Texas State Board of Education resolution claims school textbooks favour Islam over Christianity

Children are being taught to like Islam and hate Christianity, according to elected officials in Texas, who say they’re hellbent on stopping it. And what these 14 people decide could influence textbooks for the entire nation.

Members of the state’s Board of Education will vote on a new resolution on Friday that argues textbooks dedicate more time to teaching the Muslim faith, while offering less information about Christian history. The information is also skewed, the resolution states, showing Islam in a positive light while demonizing Christianity.

“There’s a problem and this resolution brings attention to it,” Republican board member Don McLeroy told Fox News on Wednesday. “Academia wants to lean over backwards to be politically correct and not be labeled ethnocentric, so it’s kind of a cultural relativism.”

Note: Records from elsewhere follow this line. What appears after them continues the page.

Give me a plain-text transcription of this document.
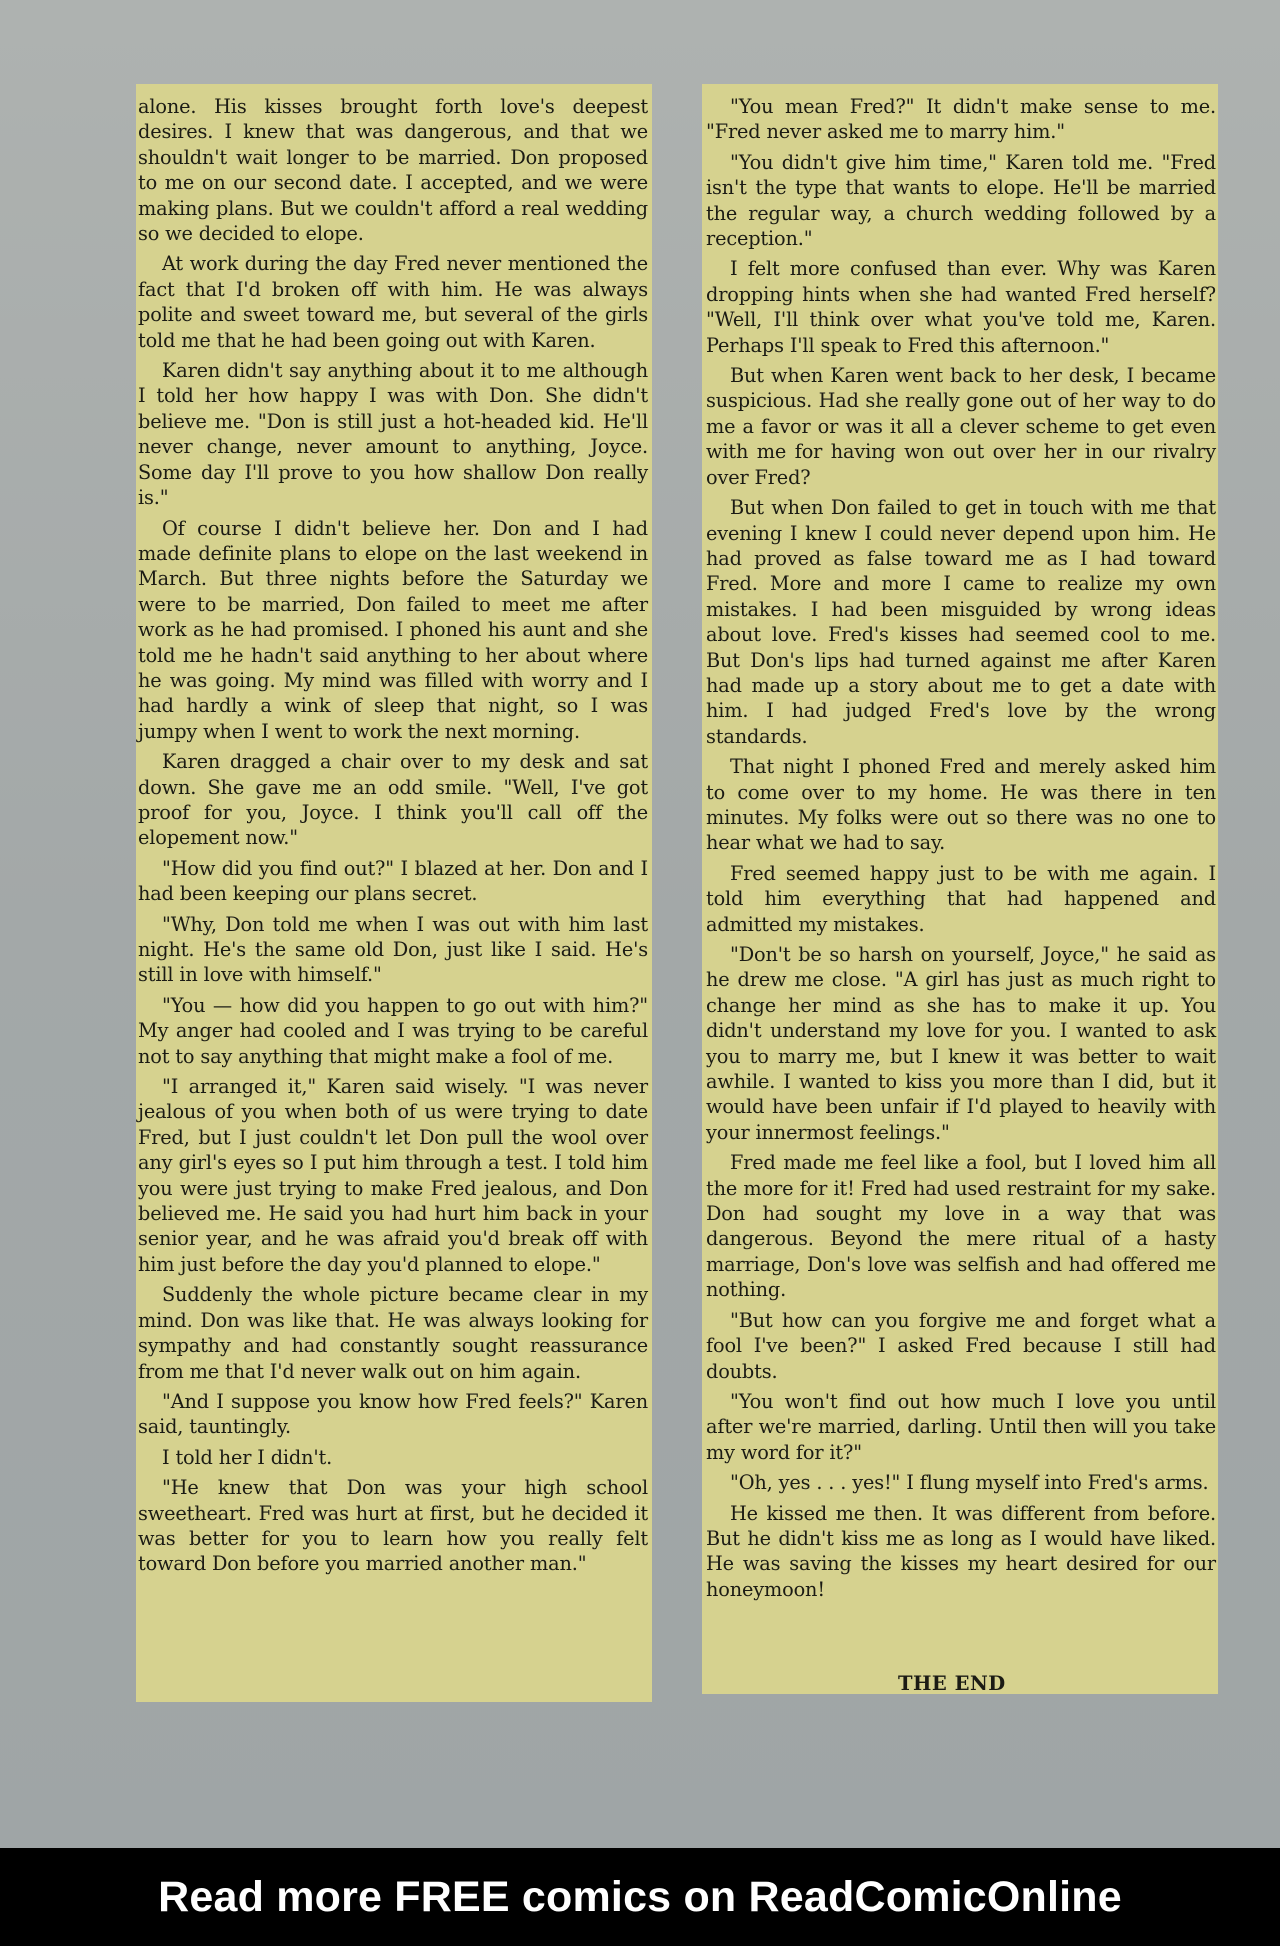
alone. His kisses brought forth love's deepest desires. I knew that was dangerous, and that we shouldn't wait longer to be married. Don proposed to me on our second date. I accepted, and we were making plans. But we couldn't afford a real wedding so we decided to elope.

At work during the day Fred never mentioned the fact that I'd broken off with him. He was always polite and sweet toward me, but several of the girls told me that he had been going out with Karen.

Karen didn't say anything about it to me although I told her how happy I was with Don. She didn't believe me. "Don is still just a hot-headed kid. He'll never change, never amount to anything, Joyce. Some day I'll prove to you how shallow Don really is."

Of course I didn't believe her. Don and I had made definite plans to elope on the last weekend in March. But three nights before the Saturday we were to be married, Don failed to meet me after work as he had promised. I phoned his aunt and she told me he hadn't said anything to her about where he was going. My mind was filled with worry and I had hardly a wink of sleep that night, so I was jumpy when I went to work the next morning.

Karen dragged a chair over to my desk and sat down. She gave me an odd smile. "Well, I've got proof for you, Joyce. I think you'll call off the elopement now."

"How did you find out?" I blazed at her. Don and I had been keeping our plans secret.

"Why, Don told me when I was out with him last night. He's the same old Don, just like I said. He's still in love with himself."

"You — how did you happen to go out with him?" My anger had cooled and I was trying to be careful not to say anything that might make a fool of me.

"I arranged it," Karen said wisely. "I was never jealous of you when both of us were trying to date Fred, but I just couldn't let Don pull the wool over any girl's eyes so I put him through a test. I told him you were just trying to make Fred jealous, and Don believed me. He said you had hurt him back in your senior year, and he was afraid you'd break off with him just before the day you'd planned to elope."

Suddenly the whole picture became clear in my mind. Don was like that. He was always looking for sympathy and had constantly sought reassurance from me that I'd never walk out on him again.

"And I suppose you know how Fred feels?" Karen said, tauntingly.

I told her I didn't.

"He knew that Don was your high school sweetheart. Fred was hurt at first, but he decided it was better for you to learn how you really felt toward Don before you married another man."

"You mean Fred?" It didn't make sense to me. "Fred never asked me to marry him."

"You didn't give him time," Karen told me. "Fred isn't the type that wants to elope. He'll be married the regular way, a church wedding followed by a reception."

I felt more confused than ever. Why was Karen dropping hints when she had wanted Fred herself? "Well, I'll think over what you've told me, Karen. Perhaps I'll speak to Fred this afternoon."

But when Karen went back to her desk, I became suspicious. Had she really gone out of her way to do me a favor or was it all a clever scheme to get even with me for having won out over her in our rivalry over Fred?

But when Don failed to get in touch with me that evening I knew I could never depend upon him. He had proved as false toward me as I had toward Fred. More and more I came to realize my own mistakes. I had been misguided by wrong ideas about love. Fred's kisses had seemed cool to me. But Don's lips had turned against me after Karen had made up a story about me to get a date with him. I had judged Fred's love by the wrong standards.

That night I phoned Fred and merely asked him to come over to my home. He was there in ten minutes. My folks were out so there was no one to hear what we had to say.

Fred seemed happy just to be with me again. I told him everything that had happened and admitted my mistakes.

"Don't be so harsh on yourself, Joyce," he said as he drew me close. "A girl has just as much right to change her mind as she has to make it up. You didn't understand my love for you. I wanted to ask you to marry me, but I knew it was better to wait awhile. I wanted to kiss you more than I did, but it would have been unfair if I'd played to heavily with your innermost feelings."

Fred made me feel like a fool, but I loved him all the more for it! Fred had used restraint for my sake. Don had sought my love in a way that was dangerous. Beyond the mere ritual of a hasty marriage, Don's love was selfish and had offered me nothing.

"But how can you forgive me and forget what a fool I've been?" I asked Fred because I still had doubts.

"You won't find out how much I love you until after we're married, darling. Until then will you take my word for it?"

"Oh, yes . . . yes!" I flung myself into Fred's arms.

He kissed me then. It was different from before. But he didn't kiss me as long as I would have liked. He was saving the kisses my heart desired for our honeymoon!

THE END
Read more FREE comics on ReadComicOnline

The resolution, proposed by Odessa, Tex., school board member Randy Rives, who tried and failed to get elected to the state board earlier this year, calls Christianity “one of the world’s great religions,” and requires the State Board of Education to reject social studies textbooks which “offend Texas law with respect to treatment of the world’s major religious groups by significant inequalities of coverage space-wise and/or by demonizing or lionizing one or more of them over others.”

The decision by the Texas State Board of Education could influence the rest of the country, since it is one of the largest buyers of textbooks in the nation. This means publishers generally skew their books to fall in line with the demands of the Lone Star State, thus shaping the language in textbooks for millions of students across the United States.